The trail continued up and led me to an open, granite rock space, where I heard other voices and passed some other hikers. I wasn’t exactly sure what they were doing but they weren’t on the trail. Once I walked by, they realized they were following a deer path.

From here, I begin to see more people. I still thought I had bypassed the blueberry ledge trail and my way was last technical and that’s why I finally caught up to people. The trail carried me up more stone steps.

Once climbing the steps/boulders, the trail exposed giant, granite slabs or ledges that I had to scramble and mildly rock climb up. After climbing up one, I realized there was an alternate way around… there was always a way around. This scramble in places was harder for someone vertically challenged but with a few exchanged words, I was able to make it up to the top…. well, what I thought was the top. I was feeling pretty fatigued at this point from all the previous day’s hikes and every time I thought I reached the top. There was more to climb. Thankfully, the views were quite forgiving.

I finally reached the top to enjoy the view and have a snack break. There was only two other people up there at the time. I happened to check Guthooks and realized, I wasn’t even at the top yet…. about 100 feet away. There wasn’t exactly views at the top.

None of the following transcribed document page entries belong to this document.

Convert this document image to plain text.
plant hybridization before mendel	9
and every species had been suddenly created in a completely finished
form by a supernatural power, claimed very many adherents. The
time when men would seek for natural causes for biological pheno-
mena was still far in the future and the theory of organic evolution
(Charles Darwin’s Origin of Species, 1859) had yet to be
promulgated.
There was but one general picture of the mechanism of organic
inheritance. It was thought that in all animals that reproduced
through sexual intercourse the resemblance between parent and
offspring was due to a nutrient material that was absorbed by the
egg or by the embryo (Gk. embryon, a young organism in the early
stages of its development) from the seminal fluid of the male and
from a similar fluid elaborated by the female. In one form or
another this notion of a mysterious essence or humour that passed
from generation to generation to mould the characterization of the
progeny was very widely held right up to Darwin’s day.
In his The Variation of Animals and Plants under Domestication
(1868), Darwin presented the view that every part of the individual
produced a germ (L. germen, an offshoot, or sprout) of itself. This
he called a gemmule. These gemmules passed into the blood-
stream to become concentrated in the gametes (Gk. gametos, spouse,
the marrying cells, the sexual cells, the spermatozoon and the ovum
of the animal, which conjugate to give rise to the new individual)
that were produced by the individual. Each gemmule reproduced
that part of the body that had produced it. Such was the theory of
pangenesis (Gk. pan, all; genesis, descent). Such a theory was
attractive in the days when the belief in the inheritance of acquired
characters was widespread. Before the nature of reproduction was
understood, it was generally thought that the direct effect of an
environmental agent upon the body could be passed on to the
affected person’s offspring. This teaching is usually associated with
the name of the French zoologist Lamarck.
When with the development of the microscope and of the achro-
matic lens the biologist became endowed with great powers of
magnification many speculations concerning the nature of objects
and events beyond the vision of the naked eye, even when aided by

I continued on to the actual summit and was headed for Passaconway next, which was looming in the distance. It always looks so much farther away than it actually is. It was a really nice, gradual woodsy walk compared to it’s brother Whiteface. I enjoyed it and was thankful for that.

The only climb or hardish part was reaching the junction and climbing up to grab the wooded summit. It was gradual at first with a switchback or two until the trail evolved into larger boulders that carried you to the top. The “top” was hard to decipher but I picked the wooded area that looked pretty packed down to stop for my sandwich break. A few other people joined me.

The rest was all downhill, literally. I opted not to do the .3 to the view off of the mountain. I heard it was all downhill and worth it but I didn’t want to add the .6 this trip. I just needed to stick to the plan. I got a few views coming down the side I did (it was a loop).

Descending from Passaconway was just as rocky/steep as the other side. Once you met back up with the junction it was pretty much smooth sailing. I walked pretty quickly. I stopped to drink some water at a water crossing and 2 groups of people had caught up to me. People I hadn’t passed all day. One decided some water was a good idea and I passed them when I was done. The other couple was just ahead and I was quickly gaining on them. I wanted “out.” The girl gave me a weird look when they stepped off the trail to let me pass. They preceded to follow pretty closely behind me, so the first chance I got I took off for a bit of trail running and soon left them behind. I was relived the trail had flatten out and I was relatively close to the car.

It was cool to look back at the parking lot and admire what I had just climbed.

I celebrated with more ice cream.

Arriving back at the house and sharing my hike with John and Declan, it was discovered that I indeed did climb up the Blueberry Ledge trail after all.